Answer: Eudoxus adjusted the existing model by adding additional spheres. So, his planets moved on spheres nested within several other spheres. Although this helped greatly, later observations of planetary positions didn't quite match the model's predictions (even after his model had been refined by subsequent people).
Kepler adjusted his initial model by changing the shapes of the planets' orbits around the Sun to make them elliptical. This helped greatly and the predictions lived up to the observations of the time (more later, when we get to Einstein and relativity).

7.) The distance between the Sun and Mars is 1.5 times the distance between the Sun and Earth.

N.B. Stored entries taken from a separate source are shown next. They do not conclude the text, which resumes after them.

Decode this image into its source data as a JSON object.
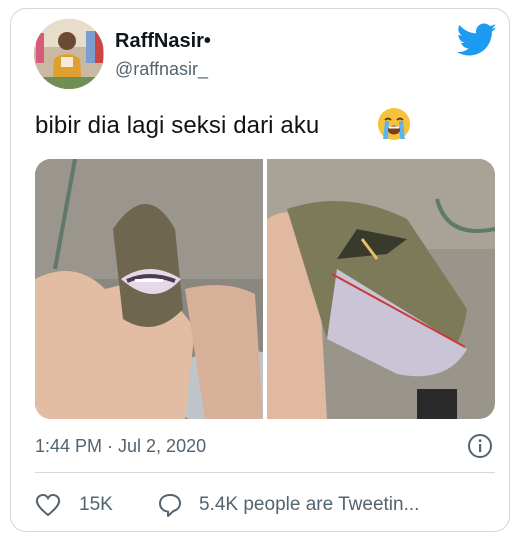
{
  "author": {
    "name": "RaffNasir•",
    "handle": "@raffnasir_"
  },
  "tweet": {
    "text": "bibir dia lagi seksi dari aku",
    "emoji": "loudly-crying-face-emoji"
  },
  "meta": {
    "timestamp": "1:44 PM · Jul 2, 2020"
  },
  "engagement": {
    "likes": "15K",
    "retweets_text": "5.4K people are Tweetin..."
  },
  "icons": [
    "twitter-bird-icon",
    "info-icon",
    "heart-icon",
    "chat-bubble-icon"
  ],
  "colors": {
    "brand": "#1d9bf0",
    "secondary_text": "#536471",
    "border": "#cfd9de"
  }
}
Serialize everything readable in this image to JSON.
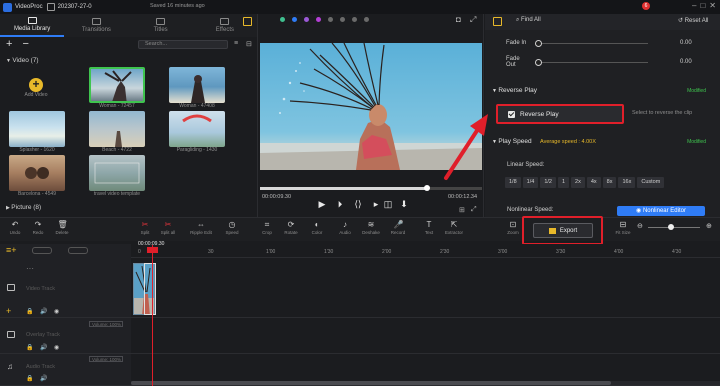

From Kepler's 3rd law, how long does it take for Mars to make an orbit around the Sun, in years?
Answer: Kepler's law: p² = a³, where p is in years and a is the distance from the Sun to the planet in AU (AU = astronomical unit = distance from Earth to Sun) so
p = square-root of (a³), so
p = 1.8 years (this differs slightly from the actual period, 1.88 years, because of round-off error)

8.) Galileo refuted the objections to the heliocentric model with elliptical orbits. List 3 of of his arguments (you don't have to explain all of the logic.)
Answer: 1.) The previous thinking was that if the Earth were moving, then it would leave behind the clouds and birds. Since the clouds and birds stayed with the Earth, the Earth must be stationary according to this logic. Galileo argued that objects that are currently moving will continue to move, unless they are affected by a force. The clouds and birds are currently moving alongside the Earth as the Earth makes its orbit, so they will continue to move along with the Earth and won't be left behind.
2.) The previous thinking was that heavens were perfect and unchanging. That implied that planets should have perfect orbits, which meant circular orbits. But, Galileo argued that the heavens are imperfect (ex: Sunspots, craters on the Moon, Tycho's "new star"), so it is OK for the planets to have imperfect orbits, such as elliptical orbits.
3.) The previous thinking was that if the Earth were moving, then humans would see changes in the angles between any 2 stars. Galileo argued that the stars may be so far away that the angles between them might change imperceptibly small amounts when the Earth moves.
4.) In addition, Galileo's telescope observations showed that Venus goes through all phases (full, gibbous, quarter, crescent, and new), which can only happen if Venus orbits the Sun rather than the Earth.

9.) Regarding the Scientific Method

List the steps in the scientific method.
1.) Observe something new or unexpected.
2.) Wonder why this happened (Some people do #1 and #2 together.)
3.) Develop a possible explanation (a hypothesis).
4.) Make a prediction that is based on the hypothesis.
5.) Test the prediction.
6.) If the prediction failed the test, go back to step 3; if the prediction matched the observation, go back to step 4, repeat cycle.
Suppose that you are following the scientific method to the point of performing an experiment that tests the prediction of your hypothesis. If the results of this test contradict your hypothesis, what do you do next?
Answer: Develop a new hypothesis and follow the steps from that point on
In contrast, suppose that the results of your test agree with your hypothesis. What do you do next?
Answer: Devise a new way to test your hypothesis (i.e. make a new prediction based on the hypothesis and then test the new prediction, then follow the steps from that point on). Notice that the cycle is infinite; you can never finish applying the scientific method.